The reception was also a lovely welcome for me, and chance to read a bit from the work in progress, Saved, surrounded by the grand murals of the Abbey Room and my family and friends (old and new). I was able to thank the Associates not only for the gifts they've given me, of time (every writer's dream), of space (my beautiful office beyond the swinging doors and this amazing building full of treasures), and of support (financial and spiritual). But also for the message the program sends to the wider world about the importance of children's literature and the work we do as writer's for children.

In true Oscar Night fashion, I had a few other thank you's as well.  Especially for my mentors, the wonderful writers, Liza Ketchum, and our dear, dear Ellen Levine, friend and advocate extraordinare, whom we just lost this past spring. The gifts they've given are too many to count.

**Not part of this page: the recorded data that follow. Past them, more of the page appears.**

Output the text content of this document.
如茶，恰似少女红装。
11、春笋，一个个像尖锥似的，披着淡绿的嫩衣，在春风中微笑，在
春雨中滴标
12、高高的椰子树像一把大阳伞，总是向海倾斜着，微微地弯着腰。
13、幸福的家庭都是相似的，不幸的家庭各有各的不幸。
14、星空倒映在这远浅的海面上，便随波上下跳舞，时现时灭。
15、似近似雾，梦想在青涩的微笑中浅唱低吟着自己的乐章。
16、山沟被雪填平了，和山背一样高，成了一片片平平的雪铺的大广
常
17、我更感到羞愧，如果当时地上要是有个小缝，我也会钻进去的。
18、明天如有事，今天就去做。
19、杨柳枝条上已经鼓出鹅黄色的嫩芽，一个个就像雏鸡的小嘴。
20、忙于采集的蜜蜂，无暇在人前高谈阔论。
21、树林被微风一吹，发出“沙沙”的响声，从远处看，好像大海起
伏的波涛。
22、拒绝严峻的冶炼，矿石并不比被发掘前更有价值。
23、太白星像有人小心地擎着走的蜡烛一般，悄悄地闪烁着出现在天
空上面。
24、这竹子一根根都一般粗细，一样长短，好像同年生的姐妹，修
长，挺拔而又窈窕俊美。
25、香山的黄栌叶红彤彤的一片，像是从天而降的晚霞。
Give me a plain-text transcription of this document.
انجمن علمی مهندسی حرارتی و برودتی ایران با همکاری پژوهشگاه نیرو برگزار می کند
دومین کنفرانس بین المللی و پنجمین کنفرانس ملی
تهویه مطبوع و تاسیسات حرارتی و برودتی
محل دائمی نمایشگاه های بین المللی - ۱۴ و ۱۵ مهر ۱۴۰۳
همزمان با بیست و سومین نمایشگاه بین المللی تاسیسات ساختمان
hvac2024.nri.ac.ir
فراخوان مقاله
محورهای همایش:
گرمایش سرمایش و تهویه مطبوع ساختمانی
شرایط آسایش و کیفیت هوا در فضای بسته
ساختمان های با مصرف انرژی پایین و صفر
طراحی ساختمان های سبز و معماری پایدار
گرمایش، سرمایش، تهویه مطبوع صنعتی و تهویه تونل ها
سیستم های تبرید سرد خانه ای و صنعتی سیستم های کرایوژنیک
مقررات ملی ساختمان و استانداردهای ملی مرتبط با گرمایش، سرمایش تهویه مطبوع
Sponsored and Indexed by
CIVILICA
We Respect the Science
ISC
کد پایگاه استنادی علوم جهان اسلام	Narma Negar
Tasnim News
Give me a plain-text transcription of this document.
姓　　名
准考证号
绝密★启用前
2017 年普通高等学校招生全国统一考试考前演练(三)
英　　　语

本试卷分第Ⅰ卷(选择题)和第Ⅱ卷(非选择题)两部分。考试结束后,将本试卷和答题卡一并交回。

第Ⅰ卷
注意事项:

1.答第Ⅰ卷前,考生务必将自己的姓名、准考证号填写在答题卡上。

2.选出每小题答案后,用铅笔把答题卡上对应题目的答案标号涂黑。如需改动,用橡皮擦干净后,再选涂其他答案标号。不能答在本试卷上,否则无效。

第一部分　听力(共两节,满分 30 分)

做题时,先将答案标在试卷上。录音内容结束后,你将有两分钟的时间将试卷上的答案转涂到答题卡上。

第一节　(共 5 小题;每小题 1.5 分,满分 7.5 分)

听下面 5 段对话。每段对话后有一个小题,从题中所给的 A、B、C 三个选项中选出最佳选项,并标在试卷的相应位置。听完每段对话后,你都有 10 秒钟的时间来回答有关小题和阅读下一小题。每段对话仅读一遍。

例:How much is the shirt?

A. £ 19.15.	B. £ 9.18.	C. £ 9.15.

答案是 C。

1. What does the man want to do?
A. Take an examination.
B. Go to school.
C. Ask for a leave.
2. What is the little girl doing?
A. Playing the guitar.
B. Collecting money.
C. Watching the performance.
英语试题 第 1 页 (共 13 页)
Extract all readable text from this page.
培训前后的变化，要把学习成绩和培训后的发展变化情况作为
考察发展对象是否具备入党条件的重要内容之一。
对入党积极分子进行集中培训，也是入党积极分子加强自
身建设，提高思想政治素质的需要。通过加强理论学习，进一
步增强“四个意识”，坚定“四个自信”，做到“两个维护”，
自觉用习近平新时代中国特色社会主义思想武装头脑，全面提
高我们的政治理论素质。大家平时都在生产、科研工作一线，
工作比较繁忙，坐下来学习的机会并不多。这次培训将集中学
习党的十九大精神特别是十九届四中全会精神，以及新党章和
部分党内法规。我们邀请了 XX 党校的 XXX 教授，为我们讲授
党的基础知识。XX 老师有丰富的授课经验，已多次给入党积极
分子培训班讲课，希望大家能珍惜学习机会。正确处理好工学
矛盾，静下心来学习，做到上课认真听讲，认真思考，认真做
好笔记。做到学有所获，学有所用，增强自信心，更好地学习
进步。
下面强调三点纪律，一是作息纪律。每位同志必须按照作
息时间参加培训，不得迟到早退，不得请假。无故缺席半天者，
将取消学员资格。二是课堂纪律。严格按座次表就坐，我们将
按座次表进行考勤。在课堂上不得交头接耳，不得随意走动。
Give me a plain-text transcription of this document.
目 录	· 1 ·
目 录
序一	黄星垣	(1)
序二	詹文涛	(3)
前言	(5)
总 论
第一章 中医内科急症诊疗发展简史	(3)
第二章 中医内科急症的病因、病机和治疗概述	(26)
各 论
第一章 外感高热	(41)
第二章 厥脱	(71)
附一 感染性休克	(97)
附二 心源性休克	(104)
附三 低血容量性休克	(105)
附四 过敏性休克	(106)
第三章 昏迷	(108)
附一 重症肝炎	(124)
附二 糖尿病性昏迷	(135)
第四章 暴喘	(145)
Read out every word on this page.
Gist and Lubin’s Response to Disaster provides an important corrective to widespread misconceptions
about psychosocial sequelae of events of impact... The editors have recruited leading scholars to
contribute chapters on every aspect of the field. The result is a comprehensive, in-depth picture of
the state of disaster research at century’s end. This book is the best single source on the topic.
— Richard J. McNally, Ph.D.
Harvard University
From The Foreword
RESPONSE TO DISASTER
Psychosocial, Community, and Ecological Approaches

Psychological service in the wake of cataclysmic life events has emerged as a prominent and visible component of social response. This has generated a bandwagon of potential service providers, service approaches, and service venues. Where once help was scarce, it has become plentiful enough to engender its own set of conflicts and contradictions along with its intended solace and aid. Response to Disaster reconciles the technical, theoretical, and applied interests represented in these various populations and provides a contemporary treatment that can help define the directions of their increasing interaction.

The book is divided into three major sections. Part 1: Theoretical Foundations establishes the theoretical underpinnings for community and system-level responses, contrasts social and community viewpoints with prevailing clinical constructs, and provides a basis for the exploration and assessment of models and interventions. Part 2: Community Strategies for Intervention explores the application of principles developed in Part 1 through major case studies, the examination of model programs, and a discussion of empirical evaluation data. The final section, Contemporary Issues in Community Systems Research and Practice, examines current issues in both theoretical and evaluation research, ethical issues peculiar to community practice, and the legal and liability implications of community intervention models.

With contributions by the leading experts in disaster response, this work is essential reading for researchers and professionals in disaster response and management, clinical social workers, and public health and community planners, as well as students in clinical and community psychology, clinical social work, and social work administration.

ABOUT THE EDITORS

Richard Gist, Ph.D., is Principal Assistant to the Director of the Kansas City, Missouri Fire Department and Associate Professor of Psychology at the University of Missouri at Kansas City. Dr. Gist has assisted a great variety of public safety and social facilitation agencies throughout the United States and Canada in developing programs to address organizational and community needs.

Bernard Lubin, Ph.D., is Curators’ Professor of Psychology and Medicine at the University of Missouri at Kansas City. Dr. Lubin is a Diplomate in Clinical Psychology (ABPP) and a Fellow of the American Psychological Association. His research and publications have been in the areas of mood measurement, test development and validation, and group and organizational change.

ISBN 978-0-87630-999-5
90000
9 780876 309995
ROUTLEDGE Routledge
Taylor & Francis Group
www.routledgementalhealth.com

 And there was one other to thank...

My first stories were from my mother.  She was a nursery school and kindegarted teacher for many years, first in her own school, in the the little town of Bridport, Vermont (where my first novel, The Curve of The World, is set), and then at the Brook School, in Concord, Mass, where I grew up. She made books come alive for all of us, but my favorite stories were those she created herself; "The Holly Stories," about a very tiny, elf-like girl, who is found in the woods and adopted by a large, noisy family not unlike our own.  Of course she gets into all kinds of trouble, falling into the cake batter and dodging cats, that sort of thing. But she has her own dollhouse to live in. And she saves herself and the day more than once. I was entranced by that Holly; the brave one who has many adventures and overcomes many obstacles, despite her poor impulse control and very diminutive size.

From that Holly, and the woman who created her, I learned that good stories (like life) are about overcoming obstacles, or at least coming face to face with them.

For that, my first craft lesson, I thank you, Mom.